R function rep() in Python (replicates elements of a list/vector)

The R function rep() replicates each element of a vector:

> rep(c("A","B"), times=2)
[1] "A" "B" "A" "B"

This is like the list multiplication in Python:

>>> ["A","B"]*2
['A', 'B', 'A', 'B']

But with the rep() R function it is also possible to specifiy the number of repeats for each element of the vector:

> rep(c("A","B"), times=c(2,3))
[1] "A" "A" "B" "B" "B"

Is there such a function availbale in Python ? Otherwise how could one define it ? By the way I'm also interested in such a function for duplicating rows of an array.


Solution 1:

Use numpy arrays and the numpy.repeat function:

import numpy as np

x = np.array(["A", "B"])
print np.repeat(x, [2, 3], axis=0)

['A' 'A' 'B' 'B' 'B']

Solution 2:

Not sure if there's a built-in available for this, but you can try something like this:

>>> lis = ["A", "B"]
>>> times = (2, 3)
>>> sum(([x]*y for x,y in zip(lis, times)),[])
['A', 'A', 'B', 'B', 'B']

Note that sum() runs in quadratic time. So, it's not the recommended way.

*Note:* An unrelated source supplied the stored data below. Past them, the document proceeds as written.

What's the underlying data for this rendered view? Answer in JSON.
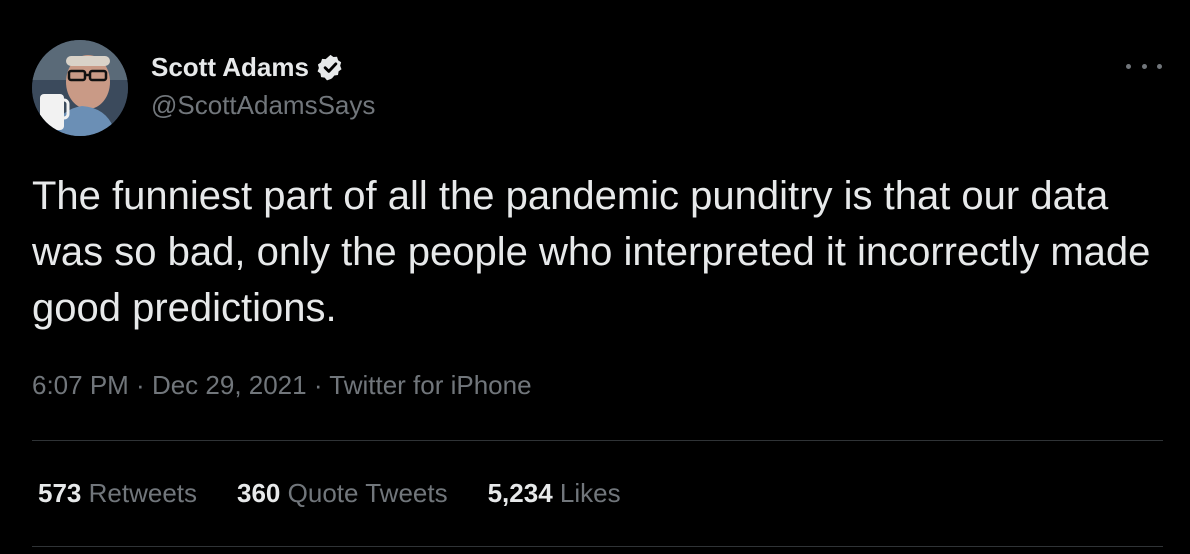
{
  "author": {
    "name": "Scott Adams",
    "handle": "@ScottAdamsSays",
    "verified": true,
    "avatar_icon": "avatar-photo"
  },
  "tweet": {
    "text": "The funniest part of all the pandemic punditry is that our data was so bad, only the people who interpreted it incorrectly made good predictions."
  },
  "meta": {
    "time": "6:07 PM",
    "separator1": " · ",
    "date": "Dec 29, 2021",
    "separator2": " · ",
    "source": "Twitter for iPhone"
  },
  "stats": [
    {
      "count": "573",
      "label": "Retweets"
    },
    {
      "count": "360",
      "label": "Quote Tweets"
    },
    {
      "count": "5,234",
      "label": "Likes"
    }
  ],
  "icons": {
    "verified": "verified-badge-icon",
    "more": "more-options-icon"
  },
  "colors": {
    "background": "#000000",
    "primary_text": "#e7e9ea",
    "secondary_text": "#71767b",
    "divider": "#2f3336"
  }
}
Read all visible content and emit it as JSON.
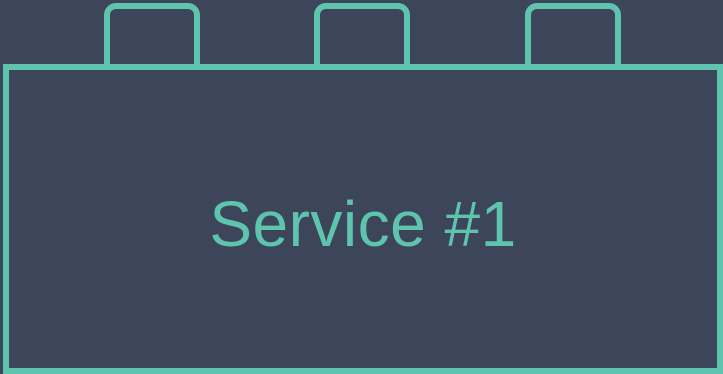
{
  "block": {
    "label": "Service #1"
  },
  "colors": {
    "background": "#3d455b",
    "accent": "#5ec4ad"
  },
  "stud_count": 3
}
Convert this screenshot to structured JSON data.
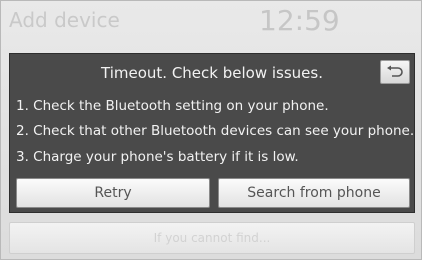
{
  "header": {
    "title": "Add device",
    "clock": "12:59"
  },
  "dialog": {
    "title": "Timeout. Check below issues.",
    "back_icon": "back-arrow-icon",
    "lines": [
      "1. Check the Bluetooth setting on your phone.",
      "2. Check that other Bluetooth devices can see your phone.",
      "3. Charge your phone's battery if it is low."
    ],
    "retry_label": "Retry",
    "search_label": "Search from phone"
  },
  "bottom": {
    "label": "If you cannot find..."
  }
}
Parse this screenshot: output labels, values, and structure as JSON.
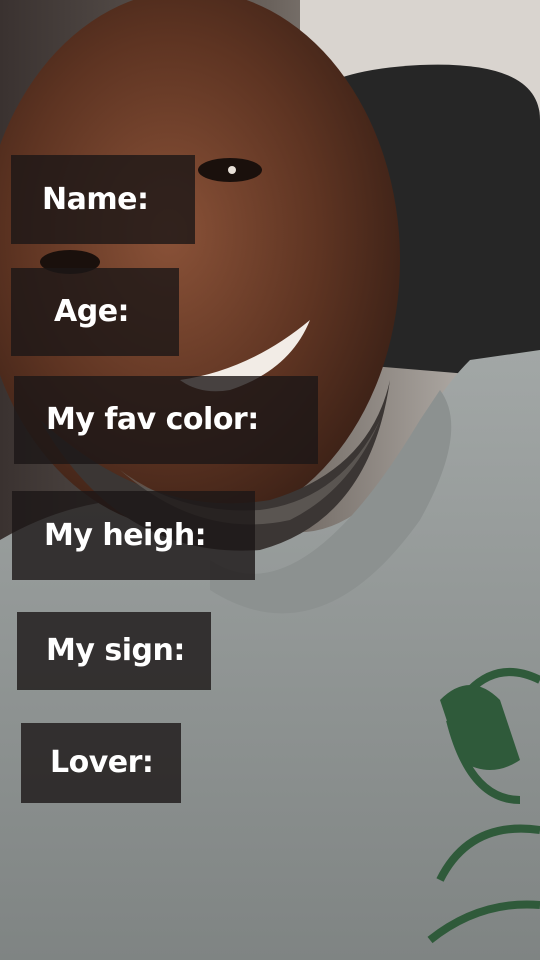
{
  "photo": {
    "description_icon": "selfie-photo"
  },
  "labels": {
    "name": "Name:",
    "age": "Age:",
    "fav_color": "My fav color:",
    "height": "My heigh:",
    "sign": "My sign:",
    "lover": "Lover:"
  },
  "colors": {
    "label_bg": "#1c1616",
    "label_text": "#ffffff",
    "shirt": "#8f9493",
    "shirt_print": "#2f5a3a",
    "skin": "#6b3e2a",
    "car_interior": "#2a2a2a"
  }
}
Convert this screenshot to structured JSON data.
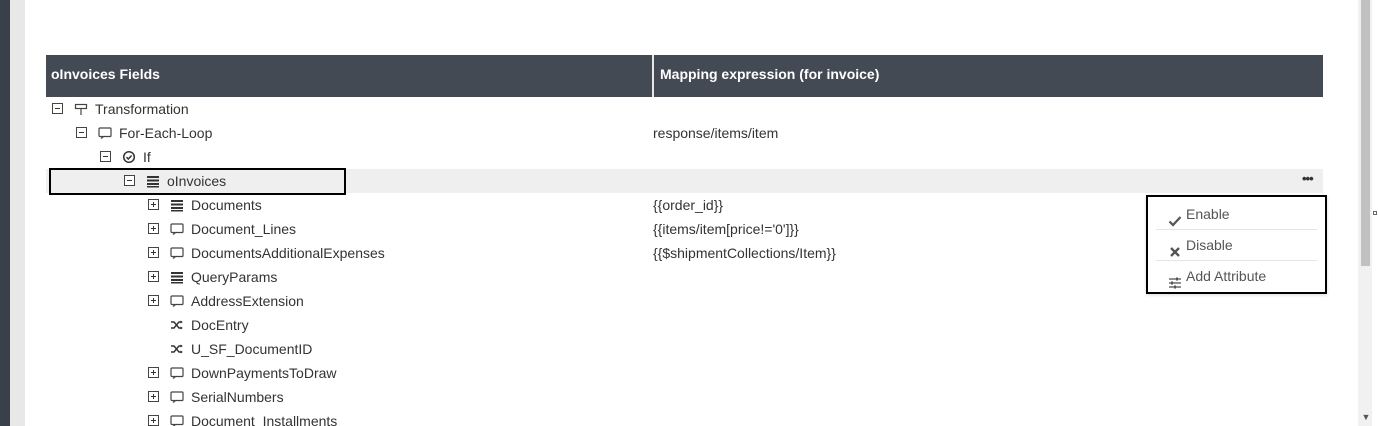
{
  "table": {
    "col_fields": "oInvoices Fields",
    "col_mapping": "Mapping expression (for invoice)"
  },
  "rows": [
    {
      "label": "Transformation",
      "mapping": "",
      "toggle": "minus",
      "icon": "signpost-icon"
    },
    {
      "label": "For-Each-Loop",
      "mapping": "response/items/item",
      "toggle": "minus",
      "icon": "loop-icon"
    },
    {
      "label": "If",
      "mapping": "",
      "toggle": "minus",
      "icon": "check-circle-icon"
    },
    {
      "label": "oInvoices",
      "mapping": "",
      "toggle": "minus",
      "icon": "list-icon",
      "selected": true
    },
    {
      "label": "Documents",
      "mapping": "{{order_id}}",
      "toggle": "plus",
      "icon": "list-icon"
    },
    {
      "label": "Document_Lines",
      "mapping": "{{items/item[price!='0']}}",
      "toggle": "plus",
      "icon": "loop-icon"
    },
    {
      "label": "DocumentsAdditionalExpenses",
      "mapping": "{{$shipmentCollections/Item}}",
      "toggle": "plus",
      "icon": "loop-icon"
    },
    {
      "label": "QueryParams",
      "mapping": "",
      "toggle": "plus",
      "icon": "list-icon"
    },
    {
      "label": "AddressExtension",
      "mapping": "",
      "toggle": "plus",
      "icon": "loop-icon"
    },
    {
      "label": "DocEntry",
      "mapping": "",
      "toggle": "none",
      "icon": "shuffle-icon"
    },
    {
      "label": "U_SF_DocumentID",
      "mapping": "",
      "toggle": "none",
      "icon": "shuffle-icon"
    },
    {
      "label": "DownPaymentsToDraw",
      "mapping": "",
      "toggle": "plus",
      "icon": "loop-icon"
    },
    {
      "label": "SerialNumbers",
      "mapping": "",
      "toggle": "plus",
      "icon": "loop-icon"
    },
    {
      "label": "Document_Installments",
      "mapping": "",
      "toggle": "plus",
      "icon": "loop-icon"
    }
  ],
  "row_menu": {
    "more": "•••",
    "items": [
      {
        "label": "Enable",
        "icon": "check-icon"
      },
      {
        "label": "Disable",
        "icon": "x-icon"
      },
      {
        "label": "Add Attribute",
        "icon": "sliders-icon"
      }
    ]
  },
  "scrollbar": {
    "down_arrow": "▼"
  }
}
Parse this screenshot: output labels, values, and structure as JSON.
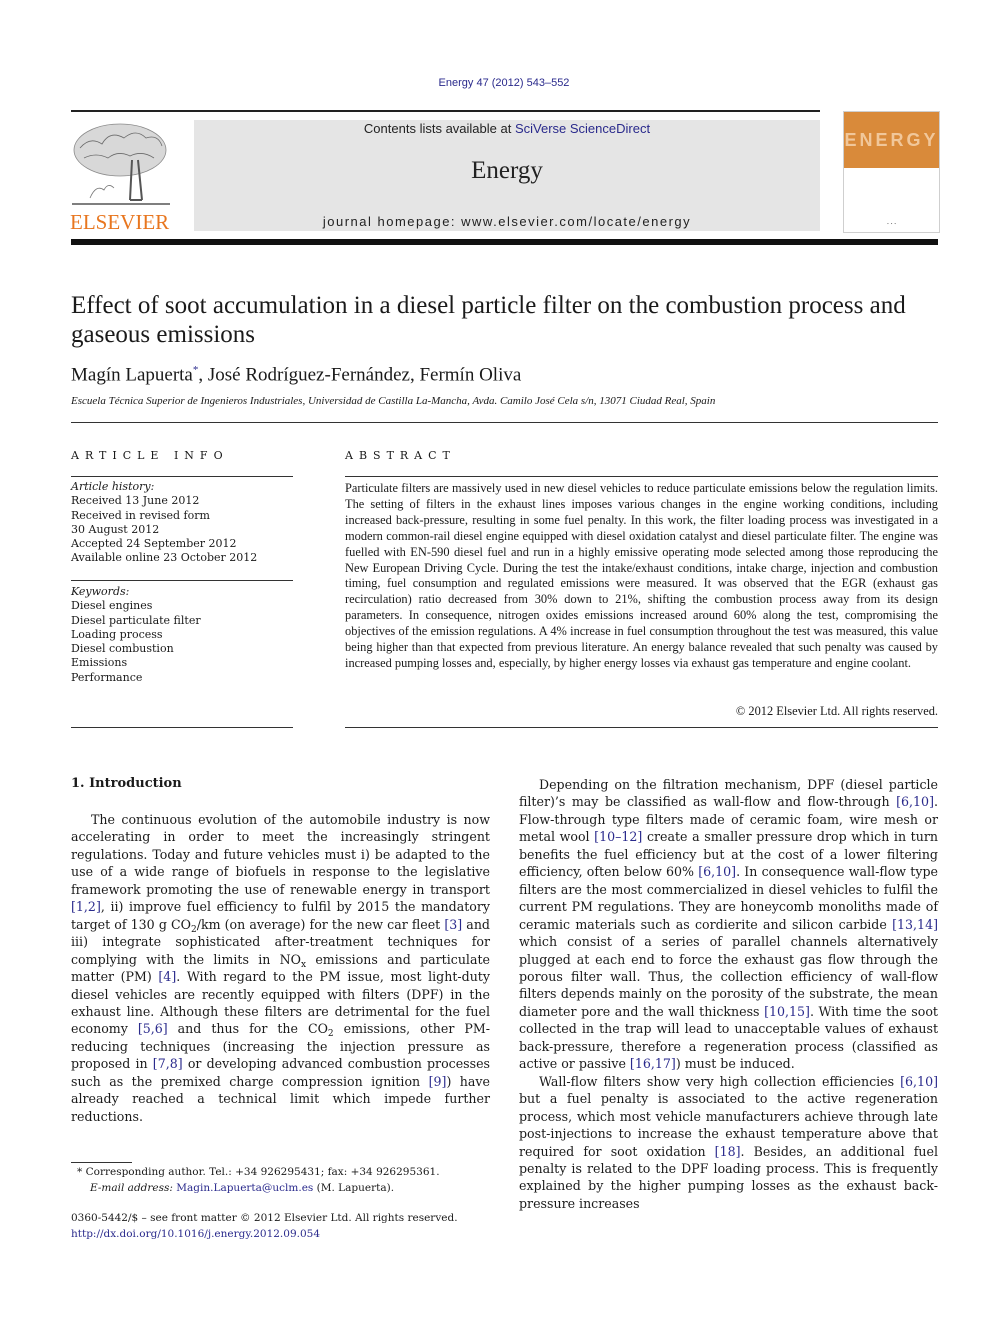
{
  "header": {
    "citation": "Energy 47 (2012) 543–552",
    "contents_prefix": "Contents lists available at ",
    "contents_link": "SciVerse ScienceDirect",
    "journal_name": "Energy",
    "homepage": "journal homepage: www.elsevier.com/locate/energy",
    "publisher_logo_text": "ELSEVIER",
    "cover_title": "ENERGY"
  },
  "colors": {
    "link": "#2a2a8c",
    "elsevier_orange": "#e8761f",
    "cover_orange": "#d98a3a",
    "banner_gray": "#e5e5e5"
  },
  "article": {
    "title": "Effect of soot accumulation in a diesel particle filter on the combustion process and gaseous emissions",
    "authors": [
      {
        "name": "Magín Lapuerta",
        "mark": "*"
      },
      {
        "name": "José Rodríguez-Fernández",
        "mark": ""
      },
      {
        "name": "Fermín Oliva",
        "mark": ""
      }
    ],
    "affiliation": "Escuela Técnica Superior de Ingenieros Industriales, Universidad de Castilla La-Mancha, Avda. Camilo José Cela s/n, 13071 Ciudad Real, Spain"
  },
  "article_info": {
    "heading": "ARTICLE INFO",
    "history_label": "Article history:",
    "history": [
      "Received 13 June 2012",
      "Received in revised form",
      "30 August 2012",
      "Accepted 24 September 2012",
      "Available online 23 October 2012"
    ],
    "keywords_label": "Keywords:",
    "keywords": [
      "Diesel engines",
      "Diesel particulate filter",
      "Loading process",
      "Diesel combustion",
      "Emissions",
      "Performance"
    ]
  },
  "abstract": {
    "heading": "ABSTRACT",
    "text": "Particulate filters are massively used in new diesel vehicles to reduce particulate emissions below the regulation limits. The setting of filters in the exhaust lines imposes various changes in the engine working conditions, including increased back-pressure, resulting in some fuel penalty. In this work, the filter loading process was investigated in a modern common-rail diesel engine equipped with diesel oxidation catalyst and diesel particulate filter. The engine was fuelled with EN-590 diesel fuel and run in a highly emissive operating mode selected among those reproducing the New European Driving Cycle. During the test the intake/exhaust conditions, intake charge, injection and combustion timing, fuel consumption and regulated emissions were measured. It was observed that the EGR (exhaust gas recirculation) ratio decreased from 30% down to 21%, shifting the combustion process away from its design parameters. In consequence, nitrogen oxides emissions increased around 60% along the test, compromising the objectives of the emission regulations. A 4% increase in fuel consumption throughout the test was measured, this value being higher than that expected from previous literature. An energy balance revealed that such penalty was caused by increased pumping losses and, especially, by higher energy losses via exhaust gas temperature and engine coolant.",
    "copyright": "© 2012 Elsevier Ltd. All rights reserved."
  },
  "body": {
    "section1_heading": "1.  Introduction",
    "left": {
      "p1": [
        {
          "t": "The continuous evolution of the automobile industry is now accelerating in order to meet the increasingly stringent regulations. Today and future vehicles must i) be adapted to the use of a wide range of biofuels in response to the legislative framework promoting the use of renewable energy in transport "
        },
        {
          "c": "[1,2]"
        },
        {
          "t": ", ii) improve fuel efficiency to fulfil by 2015 the mandatory target of 130 g CO"
        },
        {
          "s": "2"
        },
        {
          "t": "/km (on average) for the new car fleet "
        },
        {
          "c": "[3]"
        },
        {
          "t": " and iii) integrate sophisticated after-treatment techniques for complying with the limits in NO"
        },
        {
          "s": "x"
        },
        {
          "t": " emissions and particulate matter (PM) "
        },
        {
          "c": "[4]"
        },
        {
          "t": ". With regard to the PM issue, most light-duty diesel vehicles are recently equipped with filters (DPF) in the exhaust line. Although these filters are detrimental for the fuel economy "
        },
        {
          "c": "[5,6]"
        },
        {
          "t": " and thus for the CO"
        },
        {
          "s": "2"
        },
        {
          "t": " emissions, other PM-reducing techniques (increasing the injection pressure as proposed in "
        },
        {
          "c": "[7,8]"
        },
        {
          "t": " or developing advanced combustion processes such as the premixed charge compression ignition "
        },
        {
          "c": "[9]"
        },
        {
          "t": ") have already reached a technical limit which impede further reductions."
        }
      ]
    },
    "right": {
      "p1": [
        {
          "t": "Depending on the filtration mechanism, DPF (diesel particle filter)’s may be classified as wall-flow and flow-through "
        },
        {
          "c": "[6,10]"
        },
        {
          "t": ". Flow-through type filters made of ceramic foam, wire mesh or metal wool "
        },
        {
          "c": "[10–12]"
        },
        {
          "t": " create a smaller pressure drop which in turn benefits the fuel efficiency but at the cost of a lower filtering efficiency, often below 60% "
        },
        {
          "c": "[6,10]"
        },
        {
          "t": ". In consequence wall-flow type filters are the most commercialized in diesel vehicles to fulfil the current PM regulations. They are honeycomb monoliths made of ceramic materials such as cordierite and silicon carbide "
        },
        {
          "c": "[13,14]"
        },
        {
          "t": " which consist of a series of parallel channels alternatively plugged at each end to force the exhaust gas flow through the porous filter wall. Thus, the collection efficiency of wall-flow filters depends mainly on the porosity of the substrate, the mean diameter pore and the wall thickness "
        },
        {
          "c": "[10,15]"
        },
        {
          "t": ". With time the soot collected in the trap will lead to unacceptable values of exhaust back-pressure, therefore a regeneration process (classified as active or passive "
        },
        {
          "c": "[16,17]"
        },
        {
          "t": ") must be induced."
        }
      ],
      "p2": [
        {
          "t": "Wall-flow filters show very high collection efficiencies "
        },
        {
          "c": "[6,10]"
        },
        {
          "t": " but a fuel penalty is associated to the active regeneration process, which most vehicle manufacturers achieve through late post-injections to increase the exhaust temperature above that required for soot oxidation "
        },
        {
          "c": "[18]"
        },
        {
          "t": ". Besides, an additional fuel penalty is related to the DPF loading process. This is frequently explained by the higher pumping losses as the exhaust back-pressure increases"
        }
      ]
    }
  },
  "footnotes": {
    "corresponding": "*  Corresponding author. Tel.: +34 926295431; fax: +34 926295361.",
    "email_label": "E-mail address:",
    "email": "Magin.Lapuerta@uclm.es",
    "email_suffix": " (M. Lapuerta).",
    "front_matter": "0360-5442/$ – see front matter © 2012 Elsevier Ltd. All rights reserved.",
    "doi": "http://dx.doi.org/10.1016/j.energy.2012.09.054"
  }
}
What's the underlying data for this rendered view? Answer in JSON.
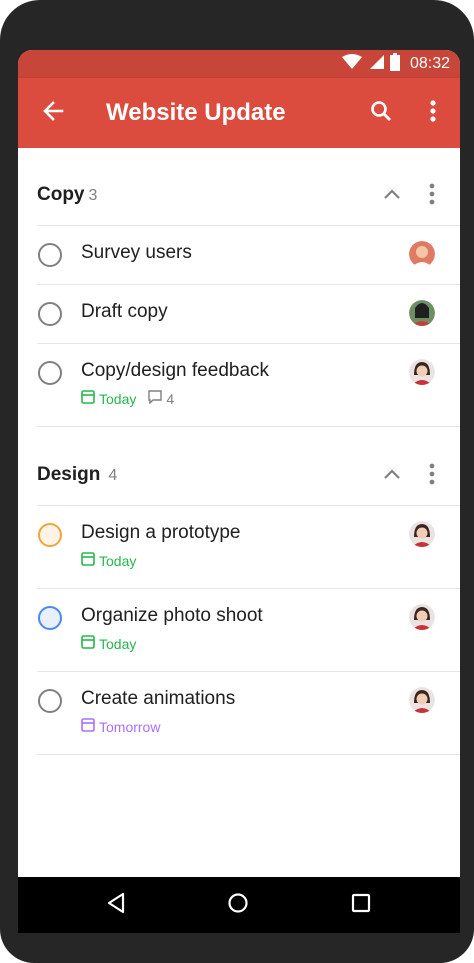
{
  "status_bar": {
    "time": "08:32"
  },
  "app_bar": {
    "title": "Website Update"
  },
  "sections": [
    {
      "name": "Copy",
      "count": "3",
      "tasks": [
        {
          "name": "Survey users"
        },
        {
          "name": "Draft copy"
        },
        {
          "name": "Copy/design feedback",
          "date": "Today",
          "comments": "4"
        }
      ]
    },
    {
      "name": "Design",
      "count": "4",
      "tasks": [
        {
          "name": "Design a prototype",
          "date": "Today"
        },
        {
          "name": "Organize photo shoot",
          "date": "Today"
        },
        {
          "name": "Create animations",
          "date": "Tomorrow"
        }
      ]
    }
  ],
  "colors": {
    "app_bar": "#db4c3f",
    "status_bar": "#c8453a",
    "today": "#25b84c",
    "tomorrow": "#a970ff",
    "priority_orange": "#f0a43a",
    "priority_blue": "#4a89f0"
  },
  "icons": [
    "back-arrow-icon",
    "search-icon",
    "more-vert-icon",
    "chevron-up-icon",
    "calendar-icon",
    "comment-icon",
    "nav-back-icon",
    "nav-home-icon",
    "nav-recents-icon",
    "wifi-icon",
    "signal-icon",
    "battery-icon"
  ]
}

>>> from itertools import chain, izip, starmap
>>> from operator import mul
>>> list(chain.from_iterable(starmap(mul, izip(lis, times))))
['A', 'A', 'B', 'B', 'B']

Timing comparions:

>>> lis = ["A", "B"] * 1000
>>> times = (2, 3) * 1000
>>> %timeit list(chain.from_iterable(starmap(mul, izip(lis, times))))
1000 loops, best of 3: 713 µs per loop
>>> %timeit sum(([x]*y for x,y in zip(lis, times)),[])
100 loops, best of 3: 15.4 ms per loop